I haven't seen much of the Ted Lilly Face what with him on the DL and all, but I certainly saw it tonight. In the top of every inning. His mug shot at MLB.com is a perfect example of the face. The same face that was attached to the arm that threw the ball that landed in the little area where the cars turn around at the former SkyDome Hotel. Yeah. Why Lilly was left to face Manny, I don't know. I remarked at the time that he didn't really pitch all that bad, he was just required to throw 1.4 games instead of 1.
So Chulk came in, retired a fraction of a batter and left with approximately seven men on base. League got two outs on one pitch. Naturally, he was lifted for Schoeneweis after walking Millar. You see, you need the lefty setup man in there for Trot Nixon. Oh, and not just anybody can pitch to Gabe Kapler. That's Speier's job. The list of available pitchers on Gameday was getting shorter by the second: Batista, Frasor, Walker, Marcum, McGowan. Okay, not that short, not after September 1, but Gibbons was still cycling through his bullpen faster than Homer Simpson looking for a vending machine slot without an apple in it.

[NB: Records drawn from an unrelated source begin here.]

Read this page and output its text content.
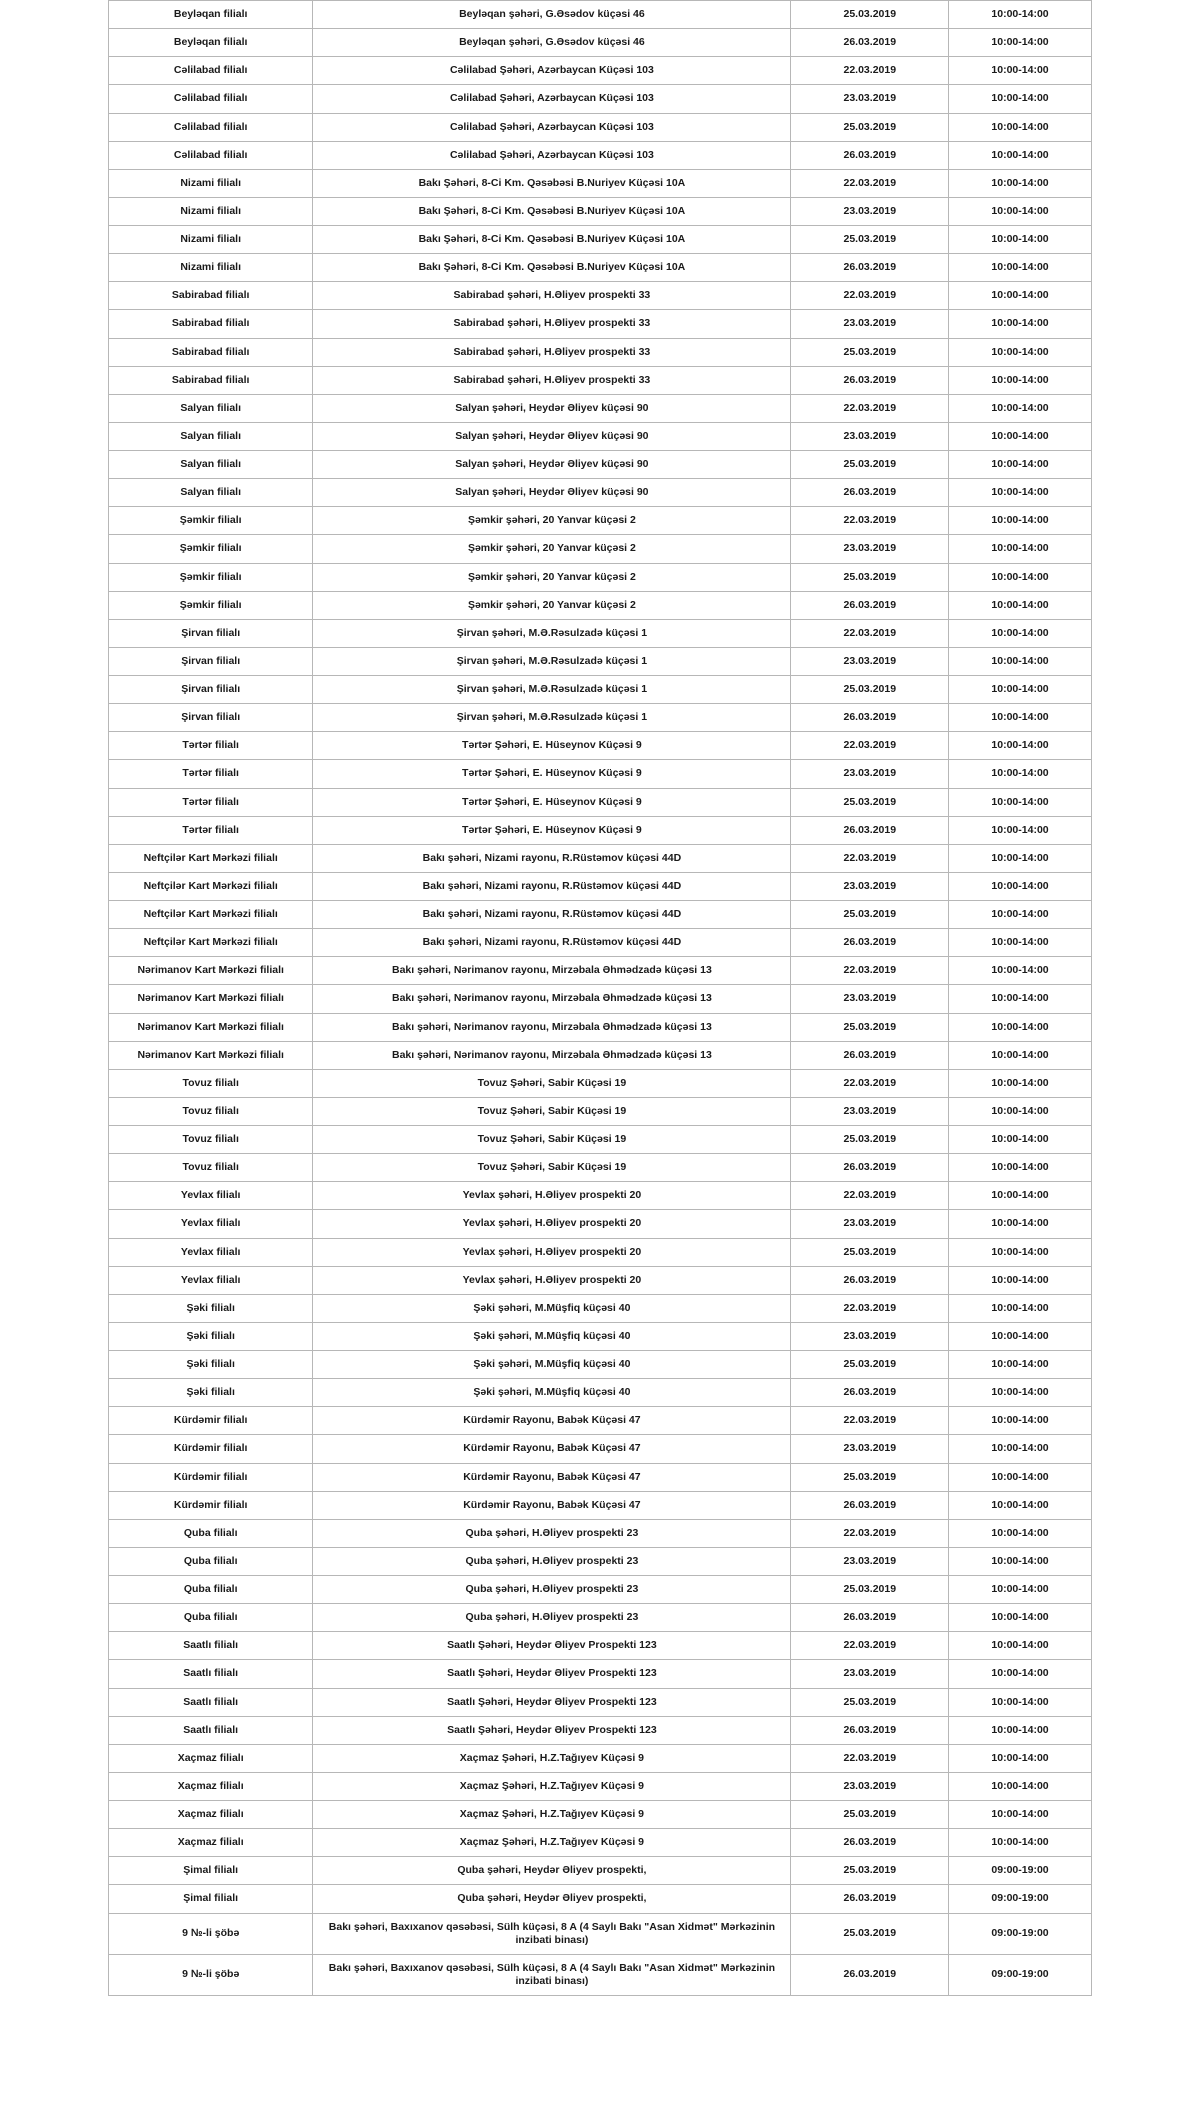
Beyləqan filialı	Beyləqan şəhəri, G.Əsədov küçəsi 46	25.03.2019	10:00-14:00
Beyləqan filialı	Beyləqan şəhəri, G.Əsədov küçəsi 46	26.03.2019	10:00-14:00
Cəlilabad filialı	Cəlilabad Şəhəri, Azərbaycan Küçəsi 103	22.03.2019	10:00-14:00
Cəlilabad filialı	Cəlilabad Şəhəri, Azərbaycan Küçəsi 103	23.03.2019	10:00-14:00
Cəlilabad filialı	Cəlilabad Şəhəri, Azərbaycan Küçəsi 103	25.03.2019	10:00-14:00
Cəlilabad filialı	Cəlilabad Şəhəri, Azərbaycan Küçəsi 103	26.03.2019	10:00-14:00
Nizami filialı	Bakı Şəhəri, 8-Ci Km. Qəsəbəsi B.Nuriyev Küçəsi 10A	22.03.2019	10:00-14:00
Nizami filialı	Bakı Şəhəri, 8-Ci Km. Qəsəbəsi B.Nuriyev Küçəsi 10A	23.03.2019	10:00-14:00
Nizami filialı	Bakı Şəhəri, 8-Ci Km. Qəsəbəsi B.Nuriyev Küçəsi 10A	25.03.2019	10:00-14:00
Nizami filialı	Bakı Şəhəri, 8-Ci Km. Qəsəbəsi B.Nuriyev Küçəsi 10A	26.03.2019	10:00-14:00
Sabirabad filialı	Sabirabad şəhəri, H.Əliyev prospekti 33	22.03.2019	10:00-14:00
Sabirabad filialı	Sabirabad şəhəri, H.Əliyev prospekti 33	23.03.2019	10:00-14:00
Sabirabad filialı	Sabirabad şəhəri, H.Əliyev prospekti 33	25.03.2019	10:00-14:00
Sabirabad filialı	Sabirabad şəhəri, H.Əliyev prospekti 33	26.03.2019	10:00-14:00
Salyan filialı	Salyan şəhəri, Heydər Əliyev küçəsi 90	22.03.2019	10:00-14:00
Salyan filialı	Salyan şəhəri, Heydər Əliyev küçəsi 90	23.03.2019	10:00-14:00
Salyan filialı	Salyan şəhəri, Heydər Əliyev küçəsi 90	25.03.2019	10:00-14:00
Salyan filialı	Salyan şəhəri, Heydər Əliyev küçəsi 90	26.03.2019	10:00-14:00
Şəmkir filialı	Şəmkir şəhəri, 20 Yanvar küçəsi 2	22.03.2019	10:00-14:00
Şəmkir filialı	Şəmkir şəhəri, 20 Yanvar küçəsi 2	23.03.2019	10:00-14:00
Şəmkir filialı	Şəmkir şəhəri, 20 Yanvar küçəsi 2	25.03.2019	10:00-14:00
Şəmkir filialı	Şəmkir şəhəri, 20 Yanvar küçəsi 2	26.03.2019	10:00-14:00
Şirvan filialı	Şirvan şəhəri, M.Ə.Rəsulzadə küçəsi 1	22.03.2019	10:00-14:00
Şirvan filialı	Şirvan şəhəri, M.Ə.Rəsulzadə küçəsi 1	23.03.2019	10:00-14:00
Şirvan filialı	Şirvan şəhəri, M.Ə.Rəsulzadə küçəsi 1	25.03.2019	10:00-14:00
Şirvan filialı	Şirvan şəhəri, M.Ə.Rəsulzadə küçəsi 1	26.03.2019	10:00-14:00
Tərtər filialı	Tərtər Şəhəri, E. Hüseynov Küçəsi 9	22.03.2019	10:00-14:00
Tərtər filialı	Tərtər Şəhəri, E. Hüseynov Küçəsi 9	23.03.2019	10:00-14:00
Tərtər filialı	Tərtər Şəhəri, E. Hüseynov Küçəsi 9	25.03.2019	10:00-14:00
Tərtər filialı	Tərtər Şəhəri, E. Hüseynov Küçəsi 9	26.03.2019	10:00-14:00
Neftçilər Kart Mərkəzi filialı	Bakı şəhəri, Nizami rayonu, R.Rüstəmov küçəsi 44D	22.03.2019	10:00-14:00
Neftçilər Kart Mərkəzi filialı	Bakı şəhəri, Nizami rayonu, R.Rüstəmov küçəsi 44D	23.03.2019	10:00-14:00
Neftçilər Kart Mərkəzi filialı	Bakı şəhəri, Nizami rayonu, R.Rüstəmov küçəsi 44D	25.03.2019	10:00-14:00
Neftçilər Kart Mərkəzi filialı	Bakı şəhəri, Nizami rayonu, R.Rüstəmov küçəsi 44D	26.03.2019	10:00-14:00
Nərimanov Kart Mərkəzi filialı	Bakı şəhəri, Nərimanov rayonu, Mirzəbala Əhmədzadə küçəsi 13	22.03.2019	10:00-14:00
Nərimanov Kart Mərkəzi filialı	Bakı şəhəri, Nərimanov rayonu, Mirzəbala Əhmədzadə küçəsi 13	23.03.2019	10:00-14:00
Nərimanov Kart Mərkəzi filialı	Bakı şəhəri, Nərimanov rayonu, Mirzəbala Əhmədzadə küçəsi 13	25.03.2019	10:00-14:00
Nərimanov Kart Mərkəzi filialı	Bakı şəhəri, Nərimanov rayonu, Mirzəbala Əhmədzadə küçəsi 13	26.03.2019	10:00-14:00
Tovuz filialı	Tovuz Şəhəri, Sabir Küçəsi 19	22.03.2019	10:00-14:00
Tovuz filialı	Tovuz Şəhəri, Sabir Küçəsi 19	23.03.2019	10:00-14:00
Tovuz filialı	Tovuz Şəhəri, Sabir Küçəsi 19	25.03.2019	10:00-14:00
Tovuz filialı	Tovuz Şəhəri, Sabir Küçəsi 19	26.03.2019	10:00-14:00
Yevlax filialı	Yevlax şəhəri, H.Əliyev prospekti 20	22.03.2019	10:00-14:00
Yevlax filialı	Yevlax şəhəri, H.Əliyev prospekti 20	23.03.2019	10:00-14:00
Yevlax filialı	Yevlax şəhəri, H.Əliyev prospekti 20	25.03.2019	10:00-14:00
Yevlax filialı	Yevlax şəhəri, H.Əliyev prospekti 20	26.03.2019	10:00-14:00
Şəki filialı	Şəki şəhəri, M.Müşfiq küçəsi 40	22.03.2019	10:00-14:00
Şəki filialı	Şəki şəhəri, M.Müşfiq küçəsi 40	23.03.2019	10:00-14:00
Şəki filialı	Şəki şəhəri, M.Müşfiq küçəsi 40	25.03.2019	10:00-14:00
Şəki filialı	Şəki şəhəri, M.Müşfiq küçəsi 40	26.03.2019	10:00-14:00
Kürdəmir filialı	Kürdəmir Rayonu, Babək Küçəsi 47	22.03.2019	10:00-14:00
Kürdəmir filialı	Kürdəmir Rayonu, Babək Küçəsi 47	23.03.2019	10:00-14:00
Kürdəmir filialı	Kürdəmir Rayonu, Babək Küçəsi 47	25.03.2019	10:00-14:00
Kürdəmir filialı	Kürdəmir Rayonu, Babək Küçəsi 47	26.03.2019	10:00-14:00
Quba filialı	Quba şəhəri, H.Əliyev prospekti 23	22.03.2019	10:00-14:00
Quba filialı	Quba şəhəri, H.Əliyev prospekti 23	23.03.2019	10:00-14:00
Quba filialı	Quba şəhəri, H.Əliyev prospekti 23	25.03.2019	10:00-14:00
Quba filialı	Quba şəhəri, H.Əliyev prospekti 23	26.03.2019	10:00-14:00
Saatlı filialı	Saatlı Şəhəri, Heydər Əliyev Prospekti 123	22.03.2019	10:00-14:00
Saatlı filialı	Saatlı Şəhəri, Heydər Əliyev Prospekti 123	23.03.2019	10:00-14:00
Saatlı filialı	Saatlı Şəhəri, Heydər Əliyev Prospekti 123	25.03.2019	10:00-14:00
Saatlı filialı	Saatlı Şəhəri, Heydər Əliyev Prospekti 123	26.03.2019	10:00-14:00
Xaçmaz filialı	Xaçmaz Şəhəri, H.Z.Tağıyev Küçəsi 9	22.03.2019	10:00-14:00
Xaçmaz filialı	Xaçmaz Şəhəri, H.Z.Tağıyev Küçəsi 9	23.03.2019	10:00-14:00
Xaçmaz filialı	Xaçmaz Şəhəri, H.Z.Tağıyev Küçəsi 9	25.03.2019	10:00-14:00
Xaçmaz filialı	Xaçmaz Şəhəri, H.Z.Tağıyev Küçəsi 9	26.03.2019	10:00-14:00
Şimal filialı	Quba şəhəri, Heydər Əliyev prospekti,	25.03.2019	09:00-19:00
Şimal filialı	Quba şəhəri, Heydər Əliyev prospekti,	26.03.2019	09:00-19:00
9 №-li şöbə	Bakı şəhəri, Baxıxanov qəsəbəsi, Sülh küçəsi, 8 A (4 Saylı Bakı "Asan Xidmət" Mərkəzinin inzibati binası)	25.03.2019	09:00-19:00
9 №-li şöbə	Bakı şəhəri, Baxıxanov qəsəbəsi, Sülh küçəsi, 8 A (4 Saylı Bakı "Asan Xidmət" Mərkəzinin inzibati binası)	26.03.2019	09:00-19:00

But it didn't really matter for the rest of the first nine innings; the damage was done against Chulk and I had to be content with the cruel mistress that is the MLB play-by-play service.
...Actually, I'll be honest with you. I didn't see much of the last part of the game on Gameday. Too busy informing others of the latest developments in the chat. The developments weren't occuring in the chat, but on the radio. After 11, instead of Blue Jays baseball on the FAN Radio Network, I was left with lacrosse updates and bad, bad, bad music from a time we shall not name.
A few selected excerpts from the songs that were nowhere near as good as listening to Jerry Howarth call the game:
"This ain't the way love's supposed to be. Let me hear you say yeah, yeah, yeah, yeah!"
"I was a workshop owner..." then something about diesel and weasel.
"If there's no good reception for me, then tune me out. We don't need no static with our love." (Magpie chimes in with "That's 'You Turn Me On, I'm A Radio.'" I don't ask why he knows these things, or why that was allowed to be the name of an actual song.)
"We should always stay in love, each and every day. I could never leave her for another girl."
You get the point. You see, aside from Wells' homer in whatever inning it was, it's very hard to follow anything on GameDay without being devoted to it. Much like baseball on TV, I find. I know I'm not the only one without cable, so let's hear from everyone out there who uses GameDay or the inferior CBS Sportsline tracker, Yahoo!'s whatevertheycallit or, God forbid, ESPN Gamecast. What do you get from it? Why, if at all, is it better than listening to the radio? What thoughts can you share with those of us who need to learn how to cope with a delayed Internet broadcast feed and a buggy game tracker that gets stuck on the plate appearance three batters previous while the official scorer determines some trivial matter? Your thoughts are appreciated.
For now, I'll finish with these...uh...lyrics, I believe they are known in a nominal sense. And please keep in mind that this song was presumably popular at one time. The chorus: "A mountain of love, you should be ashamed. We used to be a mountain of love, but you just changed your name."